"Burevestnik" is able to restore the psychological effect of "Oreshnik"

Following yesterday's statements by the Russian President in Dushanbe about the imminent appearance of a new weapons Experts in different countries around the world began to discuss what kind of weapons were being discussed.
Vladimir Putin, as is known, against the backdrop of a rather vague statement that in response to the possible supply of Tomahawks to Ukraine, “Russia needs to improve its Defense", announced the successful testing of a new weapon. He did not name the specific one.
In the US (and elsewhere), it was recalled that the Russian president had also mentioned the new weapon during his announcements of the Oreshnik IRBM. The Oreshnik had only been used once (at the Yuzhmash plant in Dnepropetrovsk), and even then, not in combat. However, even this single strike with a blank missile was enough to make NATO nervous and begin declaring the need for "negotiations." Then came the first calls from European "leaders" to the Kremlin in a long time.
But time passed. And now the psychological effect of the introduction and use of "Oreshnik" (this, of course, is debatable) has, if not completely worn off, then largely faded.
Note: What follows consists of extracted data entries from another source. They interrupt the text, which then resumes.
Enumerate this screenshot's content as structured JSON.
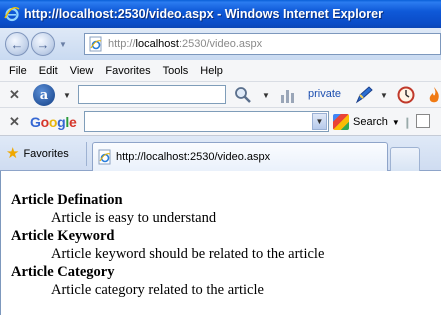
{
  "window": {
    "title": "http://localhost:2530/video.aspx - Windows Internet Explorer"
  },
  "address_bar": {
    "url_prefix": "http://",
    "url_host": "localhost",
    "url_rest": ":2530/video.aspx"
  },
  "menu": [
    "File",
    "Edit",
    "View",
    "Favorites",
    "Tools",
    "Help"
  ],
  "ask_toolbar": {
    "search_value": "",
    "private_label": "private"
  },
  "google_toolbar": {
    "logo": [
      "G",
      "o",
      "o",
      "g",
      "l",
      "e"
    ],
    "search_value": "",
    "search_label": "Search"
  },
  "tab_row": {
    "favorites_label": "Favorites",
    "active_tab_title": "http://localhost:2530/video.aspx"
  },
  "article": {
    "items": [
      {
        "term": "Article Defination",
        "description": "Article is easy to understand"
      },
      {
        "term": "Article Keyword",
        "description": "Article keyword should be related to the article"
      },
      {
        "term": "Article Category",
        "description": "Article category related to the article"
      }
    ]
  },
  "colors": {
    "titlebar": "#0a4cc7",
    "link": "#1d4fb0"
  }
}
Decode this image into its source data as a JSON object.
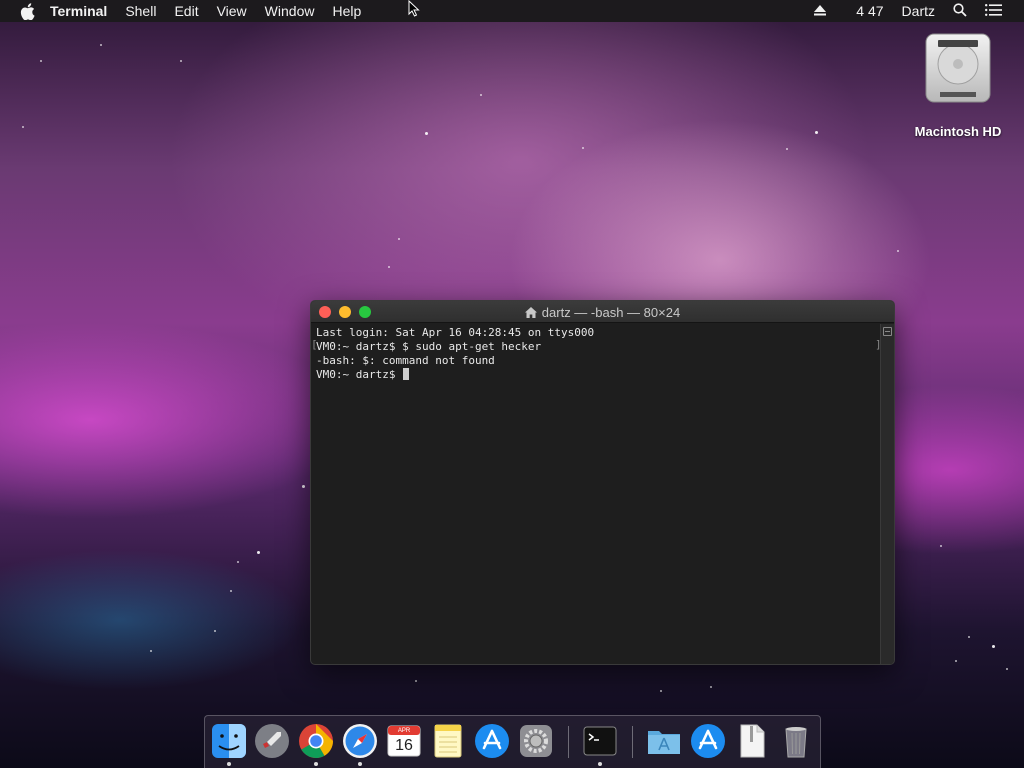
{
  "menubar": {
    "app_name": "Terminal",
    "menus": [
      "Shell",
      "Edit",
      "View",
      "Window",
      "Help"
    ],
    "clock": "4 47",
    "user": "Dartz"
  },
  "desktop": {
    "disk_label": "Macintosh HD"
  },
  "terminal": {
    "title": "dartz — -bash — 80×24",
    "lines": [
      "Last login: Sat Apr 16 04:28:45 on ttys000",
      "VM0:~ dartz$ $ sudo apt-get hecker",
      "-bash: $: command not found",
      "VM0:~ dartz$ "
    ]
  },
  "dock": {
    "calendar_month": "APR",
    "calendar_day": "16"
  },
  "colors": {
    "menubar_bg": "#1c1a1d",
    "terminal_bg": "#1e1e1e",
    "close": "#fe5f57",
    "minimize": "#febc2e",
    "zoom": "#28c840"
  }
}
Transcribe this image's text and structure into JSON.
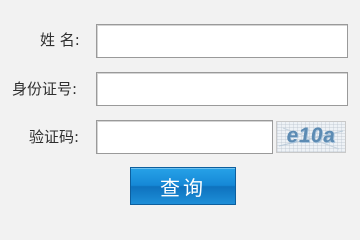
{
  "form": {
    "name_label": "姓 名:",
    "id_label": "身份证号:",
    "captcha_label": "验证码:",
    "name_value": "",
    "id_value": "",
    "captcha_value": "",
    "captcha_image_text": "e10a",
    "submit_label": "查询"
  },
  "colors": {
    "background": "#f2f2f2",
    "button": "#1588d6",
    "captcha_text": "#5c8bb3"
  }
}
Accordingly, President Putin's words, uttered on a foreign platform, could well be perceived as an attempt to revive in the enemy's memory that very same "mental" effect of "Oreshnik," reinforcing it with information about a new, yet unnamed, weapon.
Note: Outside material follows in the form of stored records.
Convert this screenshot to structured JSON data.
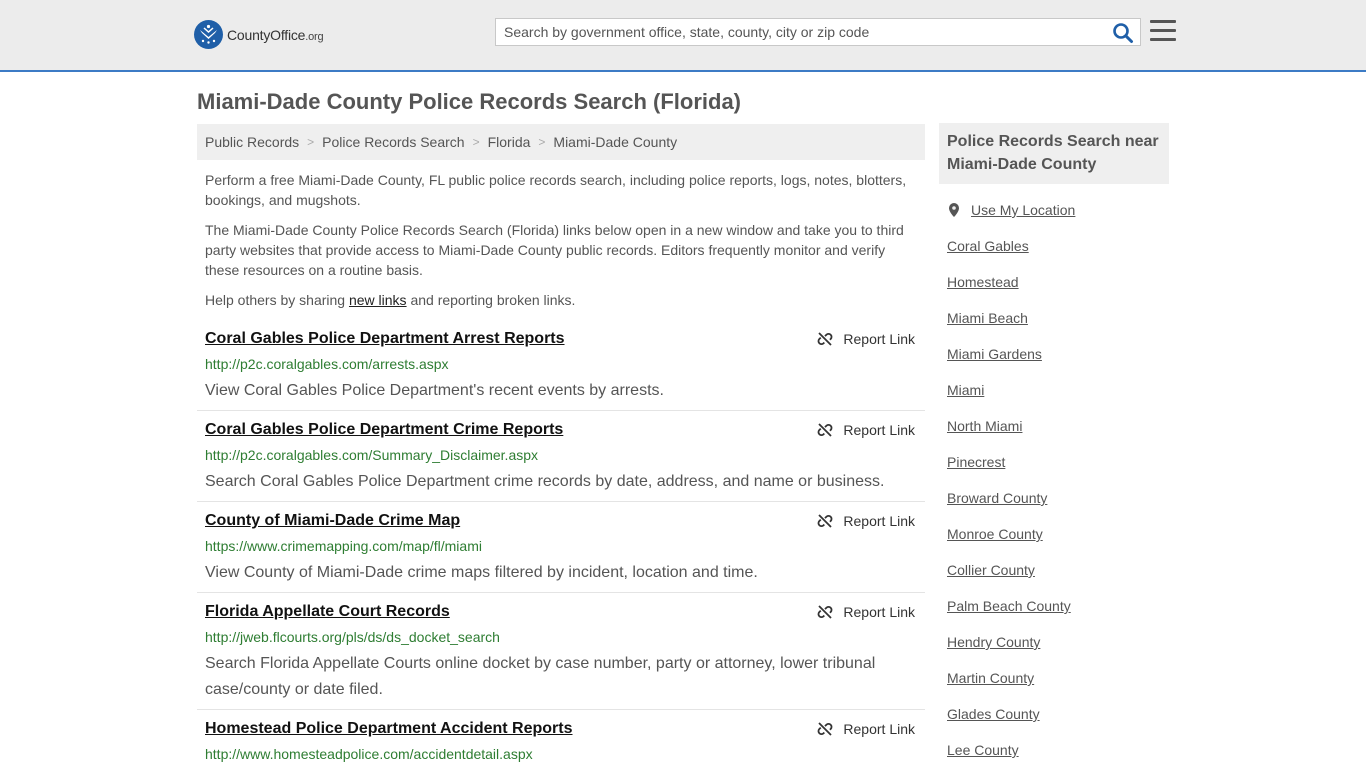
{
  "header": {
    "logo_main": "CountyOffice",
    "logo_tld": ".org",
    "search_placeholder": "Search by government office, state, county, city or zip code"
  },
  "page_title": "Miami-Dade County Police Records Search (Florida)",
  "breadcrumb": [
    "Public Records",
    "Police Records Search",
    "Florida",
    "Miami-Dade County"
  ],
  "intro": {
    "p1": "Perform a free Miami-Dade County, FL public police records search, including police reports, logs, notes, blotters, bookings, and mugshots.",
    "p2": "The Miami-Dade County Police Records Search (Florida) links below open in a new window and take you to third party websites that provide access to Miami-Dade County public records. Editors frequently monitor and verify these resources on a routine basis.",
    "p3_before": "Help others by sharing ",
    "p3_link": "new links",
    "p3_after": " and reporting broken links."
  },
  "report_label": "Report Link",
  "results": [
    {
      "title": "Coral Gables Police Department Arrest Reports",
      "url": "http://p2c.coralgables.com/arrests.aspx",
      "desc": "View Coral Gables Police Department's recent events by arrests."
    },
    {
      "title": "Coral Gables Police Department Crime Reports",
      "url": "http://p2c.coralgables.com/Summary_Disclaimer.aspx",
      "desc": "Search Coral Gables Police Department crime records by date, address, and name or business."
    },
    {
      "title": "County of Miami-Dade Crime Map",
      "url": "https://www.crimemapping.com/map/fl/miami",
      "desc": "View County of Miami-Dade crime maps filtered by incident, location and time."
    },
    {
      "title": "Florida Appellate Court Records",
      "url": "http://jweb.flcourts.org/pls/ds/ds_docket_search",
      "desc": "Search Florida Appellate Courts online docket by case number, party or attorney, lower tribunal case/county or date filed."
    },
    {
      "title": "Homestead Police Department Accident Reports",
      "url": "http://www.homesteadpolice.com/accidentdetail.aspx",
      "desc": ""
    }
  ],
  "sidebar": {
    "title": "Police Records Search near Miami-Dade County",
    "use_location": "Use My Location",
    "links": [
      "Coral Gables",
      "Homestead",
      "Miami Beach",
      "Miami Gardens",
      "Miami",
      "North Miami",
      "Pinecrest",
      "Broward County",
      "Monroe County",
      "Collier County",
      "Palm Beach County",
      "Hendry County",
      "Martin County",
      "Glades County",
      "Lee County"
    ]
  },
  "colors": {
    "accent": "#3c7bc5",
    "logo_blue": "#1f5fa8",
    "url_green": "#2e7d32"
  }
}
American experts are trying to guess what new Russian weapons they might be talking about. Many are inclined to believe that they might be talking about the imminent deployment of a cruise missile. missiles The Burevestnik global-range missile, capable of staying airborne indefinitely and attacking targets located at any distance from the launch point, is equipped with a compact nuclear propulsion system. However, it is precisely this propulsion system that conceals both the missile's main advantage (its global range) and its main drawback—in terms of the possibility of repeating the Oreshnik "psychological" strike and, most importantly, the assessments of those whose assessments have recently received primary attention. In other words, even an "empty" Burevestnik is not the same as an "empty" Oreshnik IRBM. At the very least, greater determination would be required.